Oil on the boil | Business Standard Editorials

Clipped from: https://www.business-standard.com/article/opinion/oil-on-the-boil-121070800017_1.html

Domestic production of oil and gas has been lagging

Disputes within the Organization of the Petroleum Exporting Countries (OPEC) and OPEC+ have led to uncertainty about near-term crude oil production. Energy prices are likely to stay elevated due to demand from a rapidly recovering global economy, even if the energy exporters agree to an increase in production. This will mean pressure on India’s external account and higher inflation. In April 2020, the cartel of oil exporters had agreed to a two-year production cut to support energy prices as the world economy contracted. But the fast rollout of vaccination programmes, and a strong economic rebound have led to a fast recovery in energy demand.

Global crude prices rose by about 50 per cent in 2021, which led to a review of production quota by the oil exporters. However, the Saudis and the UAE cannot agree on the methodology for national quota allocation, and as things stand, global supply may not increase in August. Meanwhile, India is enduring record retail prices of petrol and diesel. Apart from hikes in retail prices by the oil marketing companies, there are high taxes and duties on petroleum products. The states and the Centre combined realised over Rs 6.7 trillion in tax revenues from the petroleum sector in 2020-21. This was higher than the Rs 5.5 trillion realised in 2019-20, despite the economic contraction and demand destruction caused by the pandemic and lockdowns. The contribution of energy taxes to the exchequer is likely to be even higher in the current fiscal.

High crude and gas prices invariably put pressure on the trade account, since India imports over 85 per cent of its crude, and 50 per cent of its gas requirements. This in itself is a reason for imposing high duties, despite the inevitable inflation push. In addition, there is the point that high duties are in effect a carbon tax. This creates an incentive to shift away to less environmentally damaging energy sources. However, India will stay heavily dependent on fossil fuels for many years, even as capacity builds up in renewable sources. Hence, it would be sensible for policymakers to also look at ways to ramp up the domestic production of oil and gas, and to encourage companies such as ONGC Videsh Ltd (OVL) to search for energy sources abroad.
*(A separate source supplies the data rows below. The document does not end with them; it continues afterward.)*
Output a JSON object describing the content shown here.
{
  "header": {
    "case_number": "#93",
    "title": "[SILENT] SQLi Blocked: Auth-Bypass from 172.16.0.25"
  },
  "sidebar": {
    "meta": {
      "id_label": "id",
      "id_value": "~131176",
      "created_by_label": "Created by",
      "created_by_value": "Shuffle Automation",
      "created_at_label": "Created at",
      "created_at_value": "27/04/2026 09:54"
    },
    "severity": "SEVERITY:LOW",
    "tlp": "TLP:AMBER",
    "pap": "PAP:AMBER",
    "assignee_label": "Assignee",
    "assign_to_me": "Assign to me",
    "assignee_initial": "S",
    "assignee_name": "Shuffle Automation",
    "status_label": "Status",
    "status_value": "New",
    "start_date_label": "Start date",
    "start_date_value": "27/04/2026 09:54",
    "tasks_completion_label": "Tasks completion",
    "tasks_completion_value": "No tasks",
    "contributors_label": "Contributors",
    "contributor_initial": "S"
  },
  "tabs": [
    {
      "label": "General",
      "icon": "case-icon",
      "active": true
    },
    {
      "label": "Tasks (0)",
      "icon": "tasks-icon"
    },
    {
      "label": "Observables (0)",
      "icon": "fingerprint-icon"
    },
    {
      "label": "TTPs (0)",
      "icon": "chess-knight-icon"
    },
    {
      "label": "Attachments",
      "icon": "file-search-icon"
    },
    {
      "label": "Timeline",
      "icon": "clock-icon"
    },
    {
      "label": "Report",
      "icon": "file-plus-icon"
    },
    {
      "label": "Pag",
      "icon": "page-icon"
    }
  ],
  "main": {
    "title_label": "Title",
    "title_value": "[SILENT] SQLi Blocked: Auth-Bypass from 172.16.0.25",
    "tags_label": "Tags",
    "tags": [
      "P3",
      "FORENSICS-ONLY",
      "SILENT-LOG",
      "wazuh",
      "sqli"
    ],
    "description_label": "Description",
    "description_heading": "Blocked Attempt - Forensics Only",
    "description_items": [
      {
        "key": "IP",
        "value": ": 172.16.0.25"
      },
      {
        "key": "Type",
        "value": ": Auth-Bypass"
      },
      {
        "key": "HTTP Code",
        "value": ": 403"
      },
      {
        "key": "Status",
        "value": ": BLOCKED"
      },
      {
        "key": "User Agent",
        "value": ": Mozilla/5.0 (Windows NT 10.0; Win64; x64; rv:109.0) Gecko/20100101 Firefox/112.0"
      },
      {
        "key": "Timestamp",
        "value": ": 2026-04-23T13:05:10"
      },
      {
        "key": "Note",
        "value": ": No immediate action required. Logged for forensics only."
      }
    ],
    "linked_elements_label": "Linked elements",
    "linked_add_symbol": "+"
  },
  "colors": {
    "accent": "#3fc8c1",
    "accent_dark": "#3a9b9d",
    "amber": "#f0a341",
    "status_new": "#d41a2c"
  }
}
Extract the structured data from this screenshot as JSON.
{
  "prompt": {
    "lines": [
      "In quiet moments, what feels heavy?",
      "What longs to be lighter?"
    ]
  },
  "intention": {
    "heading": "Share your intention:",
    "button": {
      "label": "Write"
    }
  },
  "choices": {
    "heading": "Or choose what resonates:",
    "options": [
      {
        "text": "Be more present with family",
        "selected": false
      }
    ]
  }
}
The domestic production of oil and gas has stagnated for five years. Oil and Natural Gas Corporation (ONGC) and Oil India Ltd (OIL) have not made any new major discoveries, and existing fields are ageing. There have been some sensible policy changes. For example, the government has moved to an open acreage licensing policy. This makes it possible for explorers to examine geological data and bid for promising areas.
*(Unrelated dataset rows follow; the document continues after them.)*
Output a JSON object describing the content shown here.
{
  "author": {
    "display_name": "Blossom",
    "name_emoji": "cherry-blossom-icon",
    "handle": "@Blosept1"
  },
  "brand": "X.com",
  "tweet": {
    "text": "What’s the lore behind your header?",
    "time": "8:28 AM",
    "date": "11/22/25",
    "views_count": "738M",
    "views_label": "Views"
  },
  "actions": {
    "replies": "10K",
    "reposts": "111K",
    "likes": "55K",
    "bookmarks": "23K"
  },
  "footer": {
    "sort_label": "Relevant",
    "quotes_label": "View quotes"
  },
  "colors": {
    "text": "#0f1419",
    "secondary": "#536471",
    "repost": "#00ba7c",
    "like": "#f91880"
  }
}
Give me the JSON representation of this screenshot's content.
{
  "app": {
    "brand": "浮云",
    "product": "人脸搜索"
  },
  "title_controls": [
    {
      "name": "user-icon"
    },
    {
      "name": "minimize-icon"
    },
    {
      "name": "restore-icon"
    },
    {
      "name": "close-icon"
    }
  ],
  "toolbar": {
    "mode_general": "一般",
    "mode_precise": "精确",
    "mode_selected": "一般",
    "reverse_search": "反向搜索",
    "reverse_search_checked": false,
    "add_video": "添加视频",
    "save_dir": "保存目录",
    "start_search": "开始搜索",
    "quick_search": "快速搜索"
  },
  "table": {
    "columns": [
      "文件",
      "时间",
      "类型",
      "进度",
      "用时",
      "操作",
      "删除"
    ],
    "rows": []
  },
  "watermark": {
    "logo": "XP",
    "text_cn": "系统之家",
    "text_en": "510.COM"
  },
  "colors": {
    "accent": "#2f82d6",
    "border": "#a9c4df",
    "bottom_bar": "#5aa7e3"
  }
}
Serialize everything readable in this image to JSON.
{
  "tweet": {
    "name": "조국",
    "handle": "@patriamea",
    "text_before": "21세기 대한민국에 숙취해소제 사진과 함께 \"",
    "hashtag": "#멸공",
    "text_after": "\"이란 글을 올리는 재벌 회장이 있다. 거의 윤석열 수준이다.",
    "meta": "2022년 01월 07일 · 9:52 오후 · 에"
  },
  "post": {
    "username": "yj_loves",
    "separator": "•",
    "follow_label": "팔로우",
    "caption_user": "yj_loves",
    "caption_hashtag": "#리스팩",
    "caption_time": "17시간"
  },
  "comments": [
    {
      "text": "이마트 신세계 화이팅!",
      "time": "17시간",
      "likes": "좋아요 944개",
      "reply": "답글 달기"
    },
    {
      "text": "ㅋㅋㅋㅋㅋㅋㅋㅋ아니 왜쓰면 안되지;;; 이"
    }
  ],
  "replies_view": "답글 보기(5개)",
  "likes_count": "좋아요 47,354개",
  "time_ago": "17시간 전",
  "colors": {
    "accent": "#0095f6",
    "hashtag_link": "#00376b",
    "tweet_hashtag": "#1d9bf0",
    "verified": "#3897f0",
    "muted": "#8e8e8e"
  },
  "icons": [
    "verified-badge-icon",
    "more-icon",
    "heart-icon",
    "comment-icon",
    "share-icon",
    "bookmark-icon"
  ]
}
But successive auctions under the New Exploration Licensing Policy and its successor, the Hydrocarbon Exploration and Licensing Policy, have met with a lack of enthusiasm. Overseas energy firms claim there is still a daunting amount of red tape to be negotiated before foreign direct investment can enter, and the tax treatment of exploration and production operations continue to be complex. In addition to a review and possible simplification of tax and foreign direct investment norms, there is also the need to review the track record of state-run firms like ONGC, OVL and OIL. The minister concerned has threatened to auction un-monetised fields controlled by the public sector companies, but this will not necessarily lead to much improvement, given the lacklustre auction experience. The upstream energy public sector units must be encouraged, and given the necessary resources to improve their track record in exploration and production.